Prove that there are infinitely many composite numbers of the form $10^n + 3$, $n=1,2,3...$

Question

I'm doing some exam practice questions and I am totally stuck on this one, been racking my brain for days without much progress. I would truly appreciate some help.

I tried so many different routes. But my tutor gave this following hint, but I am struggling to proceed with it, or really how it would even lead to a solution:

Start with the simplest example such that $10^n+3$ is composite with $n$ divisible by a small prime factor. I see that:

$10^4\equiv -3 (mod \space 7)$ (2 being the small prime factor obviously) or

$10^9\equiv -3 (mod \space 23)$ (with 3 as a small prime factor)
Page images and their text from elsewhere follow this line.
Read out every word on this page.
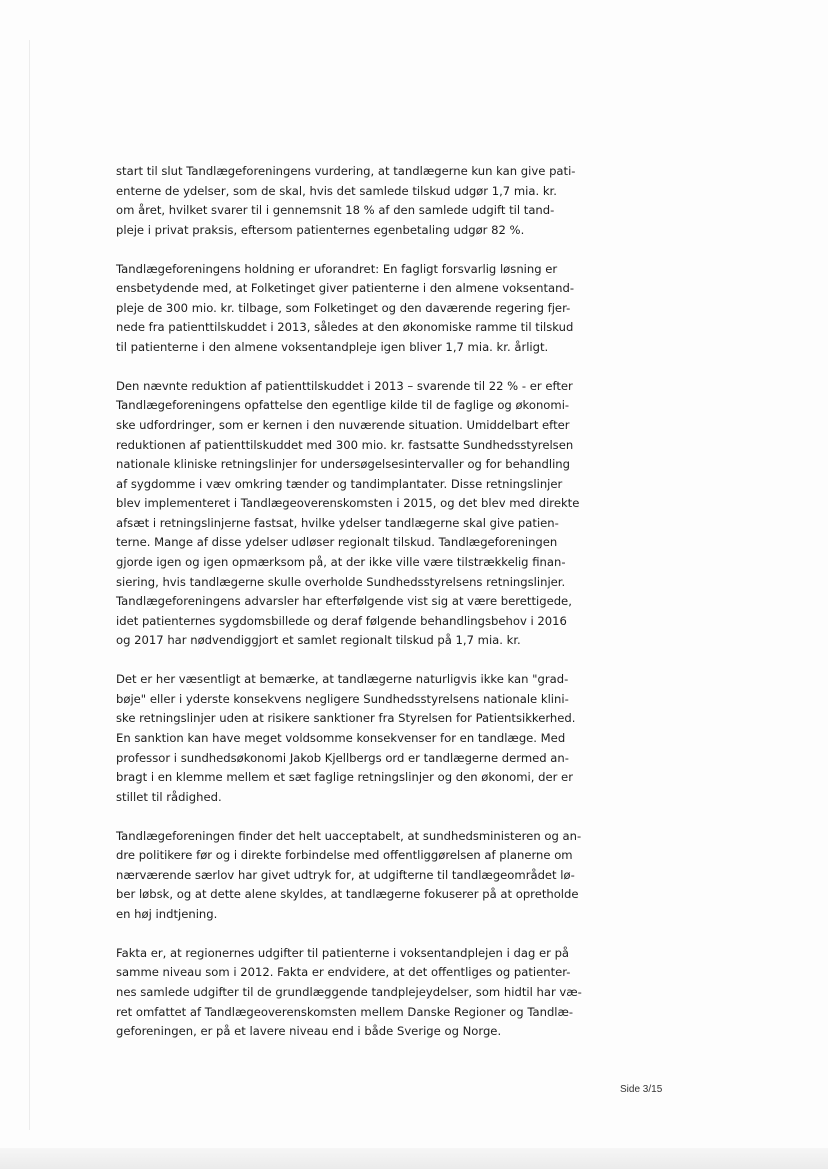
start til slut Tandlægeforeningens vurdering, at tandlægerne kun kan give pati-
enterne de ydelser, som de skal, hvis det samlede tilskud udgør 1,7 mia. kr.
om året, hvilket svarer til i gennemsnit 18 % af den samlede udgift til tand-
pleje i privat praksis, eftersom patienternes egenbetaling udgør 82 %.

Tandlægeforeningens holdning er uforandret: En fagligt forsvarlig løsning er
ensbetydende med, at Folketinget giver patienterne i den almene voksentand-
pleje de 300 mio. kr. tilbage, som Folketinget og den daværende regering fjer-
nede fra patienttilskuddet i 2013, således at den økonomiske ramme til tilskud
til patienterne i den almene voksentandpleje igen bliver 1,7 mia. kr. årligt.

Den nævnte reduktion af patienttilskuddet i 2013 – svarende til 22 % - er efter
Tandlægeforeningens opfattelse den egentlige kilde til de faglige og økonomi-
ske udfordringer, som er kernen i den nuværende situation. Umiddelbart efter
reduktionen af patienttilskuddet med 300 mio. kr. fastsatte Sundhedsstyrelsen
nationale kliniske retningslinjer for undersøgelsesintervaller og for behandling
af sygdomme i væv omkring tænder og tandimplantater. Disse retningslinjer
blev implementeret i Tandlægeoverenskomsten i 2015, og det blev med direkte
afsæt i retningslinjerne fastsat, hvilke ydelser tandlægerne skal give patien-
terne. Mange af disse ydelser udløser regionalt tilskud. Tandlægeforeningen
gjorde igen og igen opmærksom på, at der ikke ville være tilstrækkelig finan-
siering, hvis tandlægerne skulle overholde Sundhedsstyrelsens retningslinjer.
Tandlægeforeningens advarsler har efterfølgende vist sig at være berettigede,
idet patienternes sygdomsbillede og deraf følgende behandlingsbehov i 2016
og 2017 har nødvendiggjort et samlet regionalt tilskud på 1,7 mia. kr.

Det er her væsentligt at bemærke, at tandlægerne naturligvis ikke kan "grad-
bøje" eller i yderste konsekvens negligere Sundhedsstyrelsens nationale klini-
ske retningslinjer uden at risikere sanktioner fra Styrelsen for Patientsikkerhed.
En sanktion kan have meget voldsomme konsekvenser for en tandlæge. Med
professor i sundhedsøkonomi Jakob Kjellbergs ord er tandlægerne dermed an-
bragt i en klemme mellem et sæt faglige retningslinjer og den økonomi, der er
stillet til rådighed.

Tandlægeforeningen finder det helt uacceptabelt, at sundhedsministeren og an-
dre politikere før og i direkte forbindelse med offentliggørelsen af planerne om
nærværende særlov har givet udtryk for, at udgifterne til tandlægeområdet lø-
ber løbsk, og at dette alene skyldes, at tandlægerne fokuserer på at opretholde
en høj indtjening.

Fakta er, at regionernes udgifter til patienterne i voksentandplejen i dag er på
samme niveau som i 2012. Fakta er endvidere, at det offentliges og patienter-
nes samlede udgifter til de grundlæggende tandplejeydelser, som hidtil har væ-
ret omfattet af Tandlægeoverenskomsten mellem Danske Regioner og Tandlæ-
geforeningen, er på et lavere niveau end i både Sverige og Norge.

Side 3/15
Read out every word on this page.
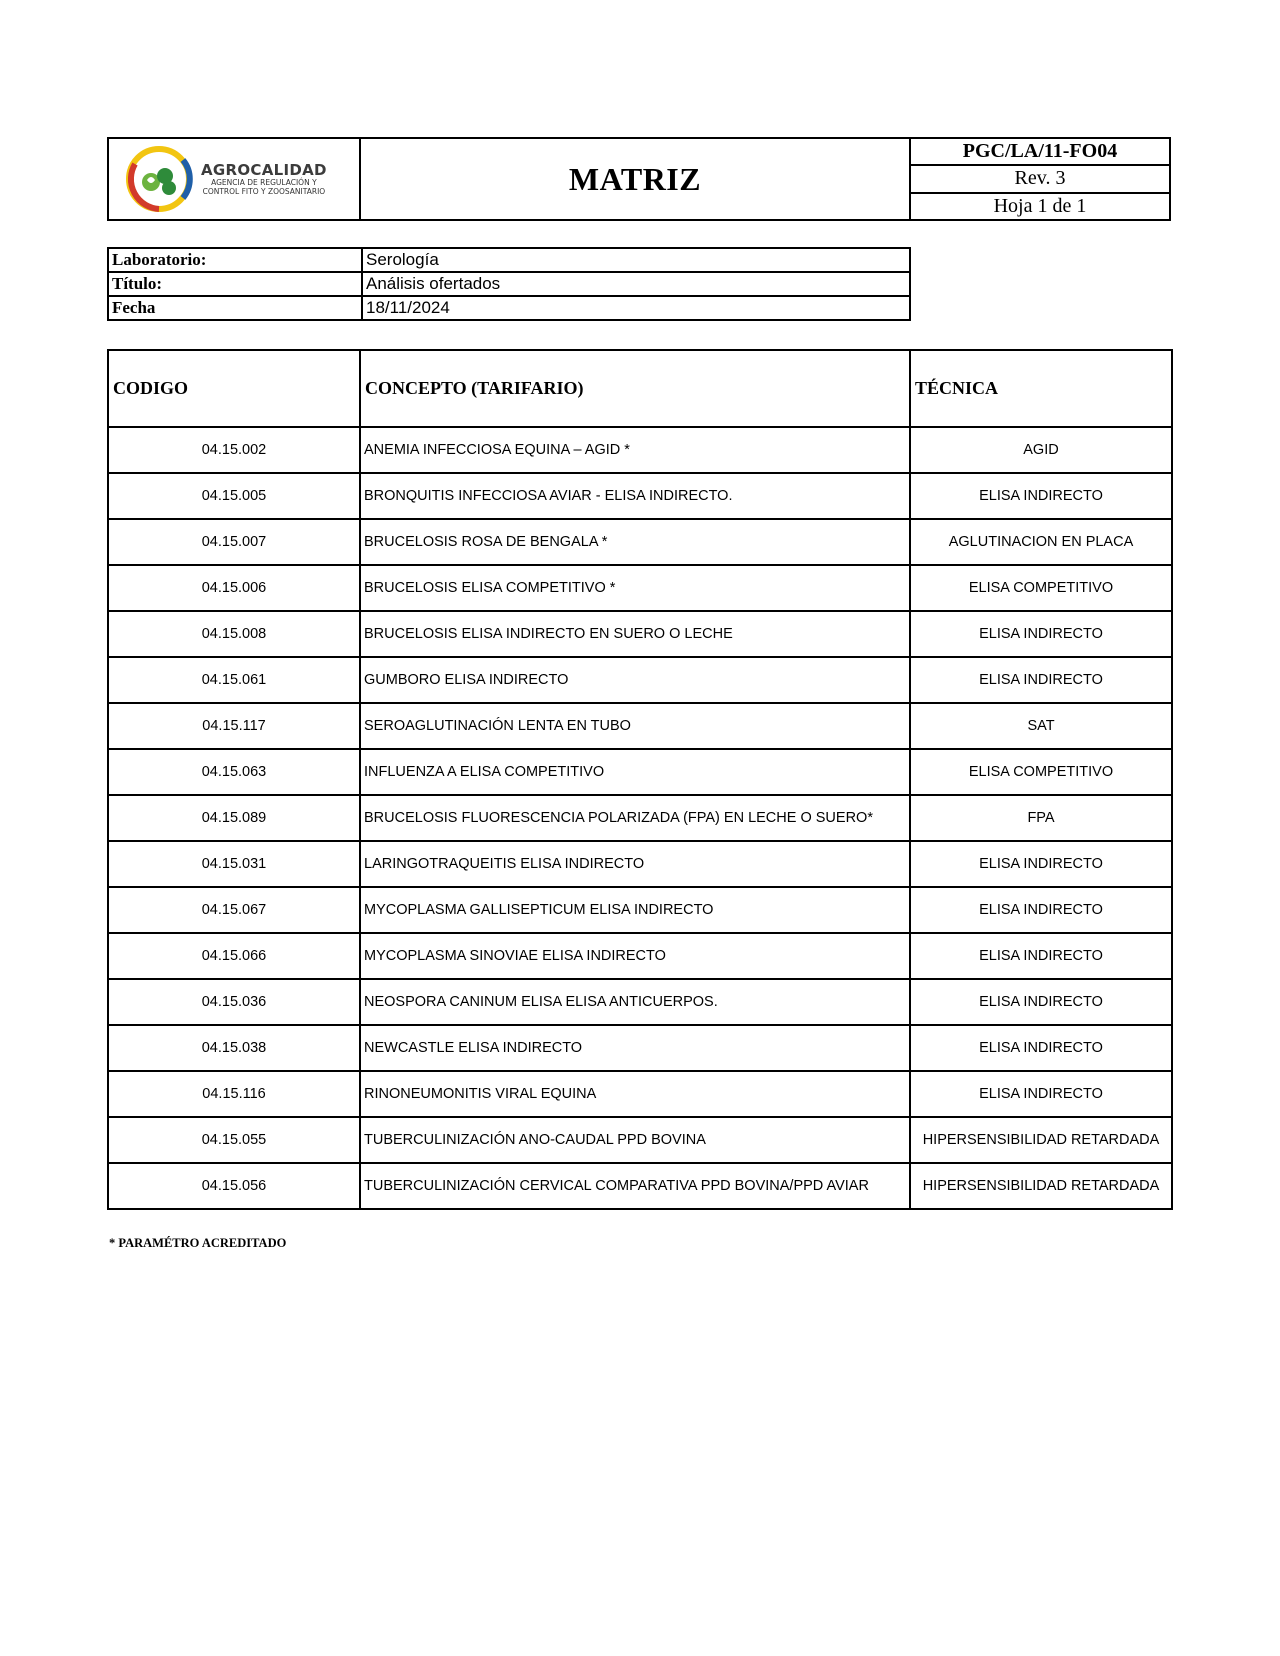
AGROCALIDAD
AGENCIA DE REGULACIÓN Y
CONTROL FITO Y ZOOSANITARIO	MATRIZ
PGC/LA/11-FO04
Rev. 3
Hoja 1 de 1
Laboratorio:	Serología
Título:	Análisis ofertados
Fecha	18/11/2024
CODIGO	CONCEPTO (TARIFARIO)	TÉCNICA
04.15.002	ANEMIA INFECCIOSA EQUINA – AGID *	AGID
04.15.005	BRONQUITIS INFECCIOSA AVIAR - ELISA INDIRECTO.	ELISA INDIRECTO
04.15.007	BRUCELOSIS ROSA DE BENGALA *	AGLUTINACION EN PLACA
04.15.006	BRUCELOSIS ELISA COMPETITIVO *	ELISA COMPETITIVO
04.15.008	BRUCELOSIS ELISA INDIRECTO EN SUERO O LECHE	ELISA INDIRECTO
04.15.061	GUMBORO ELISA INDIRECTO	ELISA INDIRECTO
04.15.117	SEROAGLUTINACIÓN LENTA EN TUBO	SAT
04.15.063	INFLUENZA A ELISA COMPETITIVO	ELISA COMPETITIVO
04.15.089	BRUCELOSIS FLUORESCENCIA POLARIZADA (FPA) EN LECHE O SUERO*	FPA
04.15.031	LARINGOTRAQUEITIS ELISA INDIRECTO	ELISA INDIRECTO
04.15.067	MYCOPLASMA GALLISEPTICUM ELISA INDIRECTO	ELISA INDIRECTO
04.15.066	MYCOPLASMA SINOVIAE ELISA INDIRECTO	ELISA INDIRECTO
04.15.036	NEOSPORA CANINUM ELISA ELISA ANTICUERPOS.	ELISA INDIRECTO
04.15.038	NEWCASTLE ELISA INDIRECTO	ELISA INDIRECTO
04.15.116	RINONEUMONITIS VIRAL EQUINA	ELISA INDIRECTO
04.15.055	TUBERCULINIZACIÓN ANO-CAUDAL PPD BOVINA	HIPERSENSIBILIDAD RETARDADA
04.15.056	TUBERCULINIZACIÓN CERVICAL COMPARATIVA PPD BOVINA/PPD AVIAR	HIPERSENSIBILIDAD RETARDADA
* PARAMÉTRO ACREDITADO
Then he said, prove that for all $n$ > some number, that it is divisible by this small prime factor.

So using the case for $n=9$, letting $n = 3k$ for some integer $k$, I re-write this as:

$(10^{3})^k\equiv -3 (mod \space 23)$

I know $10^3\equiv -3 (mod 17)$, but I am not sure how to proceed?

I'm usually pretty good with at least going in a reasonable direction with a hint, but I am truly stuck here.

Sincere thanks in advance.

Answer 1

Although numbers of the form $10^n + 3$ (for $n=1,2,3,\ldots$) are never divisible by $2,3,5$, they are divisible by some prime $p$, possibly with the number $10^n + 3$ itself being that prime (e.g. $103$ is a prime).

Now Fermat's Little Theorem can be applied to deduce infinitely many composite numbers of the same form. That is, if $p$ divides $10^n + 3$, then $p$ is relatively prime to $10$ and:

$$ 10^{p-1} \equiv 1 \mod \; p $$

From this it follows that for every $k=1,2,3,\ldots$, we have $p$ divides $10^{n + k(p-1)} + 3$. Since $p \le 10^n + 3 \lt 10^{n + k(p-1)} + 3$, it follows that these latter numbers of the required form are composite.

Example: Since $7 | 10^4 + 3$, the numbers $10^{4+6k} + 3$ are composite.